Assistant/Associate/Full Professor, Economics and Computer Science


  • Professional
  • New Haven, CT
  • Posted 2 months ago
  • Expires on: December 31, 2022

Yale
Computer Science

As part of a new interdisciplinary initiative between Computer Science and Economics, we invite applications at the Assistant/Associate/Full Professor level for joint appointment or primary/secondary appointments in the two departments. We are particularly interested in candidates with interest in algorithms, blockchains and cryptocurrency, causal inference, game theory, learning, machine learning, market design, and networks, but all subjects at the intersection of these two scientific disciplines are invited to apply.

Future faculty members will be affiliated with the Cowles Foundation for Research in Economics and a newly created Center for Algorithms, Data, and Market Design. Appointees are expected to teach at undergraduate and graduate levels and to engage in research.

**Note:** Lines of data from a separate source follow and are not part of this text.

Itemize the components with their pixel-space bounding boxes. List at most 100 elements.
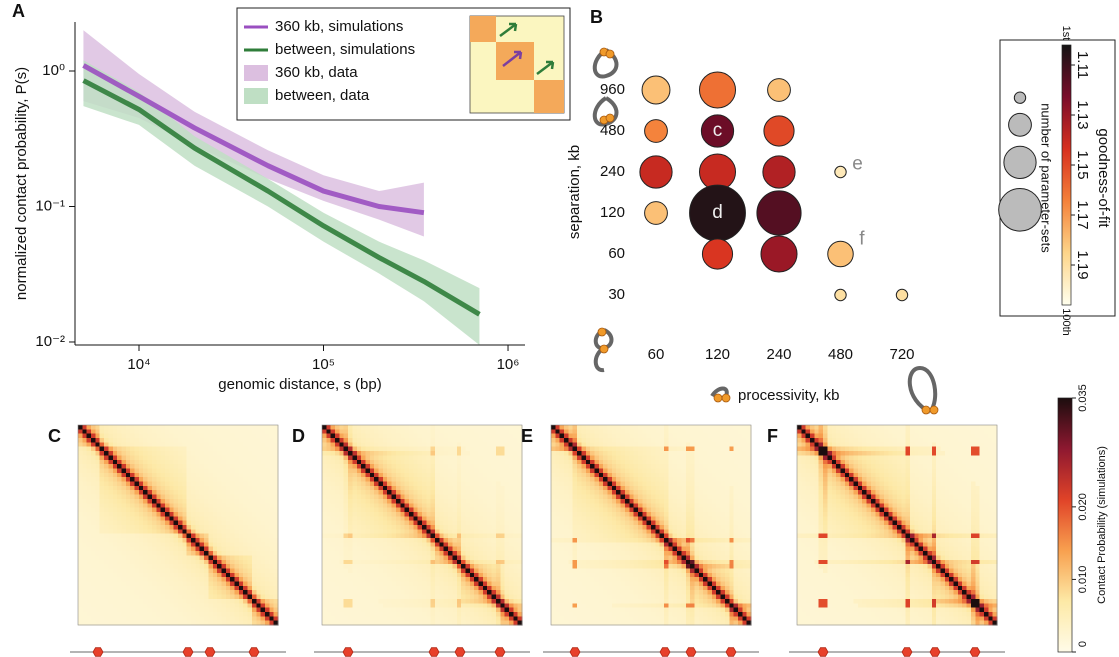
heatmap-cell	[348, 568, 353, 574]
heatmap-cell	[269, 429, 275, 435]
heatmap-cell	[322, 538, 327, 543]
heatmap-cell	[343, 529, 349, 535]
size-legend-circle	[1008, 112, 1032, 137]
heatmap-cell	[343, 603, 349, 609]
heatmap-cell	[482, 559, 488, 565]
heatmap-cell	[134, 438, 140, 443]
heatmap-cell	[374, 555, 379, 561]
heatmap-cell	[690, 425, 695, 430]
heatmap-cell	[729, 455, 735, 461]
heatmap-cell	[182, 494, 188, 500]
heatmap-cell	[651, 442, 656, 448]
heatmap-cell	[491, 464, 497, 469]
heatmap-cell	[173, 568, 179, 574]
heatmap-cell	[108, 451, 114, 456]
heatmap-cell	[568, 451, 574, 456]
heatmap-cell	[243, 620, 248, 626]
heatmap-cell	[125, 529, 131, 535]
heatmap-cell	[685, 459, 691, 465]
heatmap-cell	[138, 611, 144, 617]
heatmap-cell	[99, 529, 105, 535]
heatmap-cell	[208, 585, 214, 591]
heatmap-cell	[495, 485, 501, 491]
heatmap-cell	[500, 429, 506, 435]
heatmap-cell	[642, 425, 648, 430]
heatmap-cell	[147, 507, 153, 513]
heatmap-cell	[138, 425, 144, 430]
heatmap-cell	[269, 442, 275, 448]
heatmap-cell	[430, 520, 436, 526]
heatmap-cell	[559, 442, 565, 448]
heatmap-cell	[430, 598, 436, 604]
heatmap-cell	[737, 459, 743, 465]
heatmap-cell	[694, 477, 700, 482]
heatmap-cell	[737, 455, 743, 461]
heatmap-cell	[435, 607, 440, 613]
heatmap-cell	[469, 551, 475, 556]
heatmap-cell	[343, 494, 349, 500]
heatmap-cell	[335, 594, 340, 600]
heatmap-cell	[426, 538, 432, 543]
heatmap-cell	[134, 611, 140, 617]
heatmap-cell	[456, 538, 462, 543]
heatmap-cell	[99, 546, 105, 552]
heatmap-cell	[395, 577, 401, 582]
heatmap-cell	[243, 459, 248, 465]
heatmap-cell	[413, 616, 419, 622]
heatmap-cell	[112, 546, 118, 552]
heatmap-cell	[448, 585, 453, 591]
heatmap-cell	[408, 433, 414, 439]
heatmap-cell	[217, 598, 222, 604]
heatmap-cell	[130, 555, 135, 561]
heatmap-cell	[422, 507, 427, 513]
heatmap-cell	[382, 581, 388, 587]
heatmap-cell	[195, 559, 201, 565]
heatmap-cell	[86, 594, 92, 600]
heatmap-cell	[422, 572, 427, 578]
heatmap-cell	[156, 520, 162, 526]
heatmap-cell	[238, 455, 244, 461]
heatmap-cell	[121, 511, 127, 517]
heatmap-cell	[160, 555, 166, 561]
heatmap-cell	[86, 425, 92, 430]
heatmap-cell	[330, 498, 336, 504]
heatmap-cell	[234, 459, 240, 465]
heatmap-cell	[339, 611, 345, 617]
heatmap-cell	[426, 498, 432, 504]
heatmap-cell	[487, 542, 492, 548]
heatmap-cell	[99, 438, 105, 443]
heatmap-cell	[456, 581, 462, 587]
heatmap-cell	[225, 516, 231, 522]
heatmap-cell	[156, 477, 162, 482]
heatmap-cell	[456, 490, 462, 495]
heatmap-cell	[335, 429, 340, 435]
heatmap-cell	[164, 590, 170, 595]
heatmap-cell	[117, 477, 122, 482]
heatmap-cell	[117, 485, 122, 491]
x-tick-label: 10⁵	[312, 356, 335, 373]
heatmap-cell	[382, 525, 388, 530]
heatmap-cell	[443, 442, 449, 448]
heatmap-cell	[461, 607, 466, 613]
heatmap-cell	[439, 616, 445, 622]
heatmap-cell	[408, 607, 414, 613]
heatmap-cell	[256, 542, 262, 548]
heatmap-cell	[374, 533, 379, 539]
heatmap-cell	[469, 529, 475, 535]
heatmap-cell	[374, 468, 379, 474]
heatmap-cell	[339, 585, 345, 591]
heatmap-cell	[322, 611, 327, 617]
heatmap-cell	[508, 464, 514, 469]
heatmap-cell	[716, 438, 721, 443]
heatmap-cell	[694, 464, 700, 469]
heatmap-cell	[86, 459, 92, 465]
heatmap-cell	[729, 446, 735, 452]
heatmap-cell	[487, 464, 492, 469]
heatmap-cell	[339, 620, 345, 626]
heatmap-cell	[504, 498, 510, 504]
heatmap-cell	[664, 472, 669, 478]
heatmap-cell	[430, 620, 436, 626]
heatmap-cell	[439, 611, 445, 617]
heatmap-cell	[555, 442, 561, 448]
heatmap-cell	[173, 577, 179, 582]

For appointments at the starting Assistant Professor level, applicants must show promise of outstanding scholarly achievement and the Ph.D., or equivalent degree, must be completed, or its completion should be expected within the first year of appointment. Applicants for more advanced Assistant, Associate, and full Professorships must have a demonstrated record of scholarly achievement.

Please electronically submit a letter of interest, CV, job market paper, and, for non-tenured candidates, 3 confidential letters of recommendation to http://apply.interfolio.com/115066 before November 15, 2022.

A review of all applications will begin December 1, 2022, with an anticipated start date of July 1, 2023. If you have specific questions about the position for which you are applying, please contact Nicole Whitcher (nicole.whitcher@yale.edu).

Yale University is an Affirmative Action/Equal Opportunity employer. Yale values diversity among its students, staff, and faculty and strongly welcomes applications from women, persons with disabilities, protected veterans, and underrepresented minorities.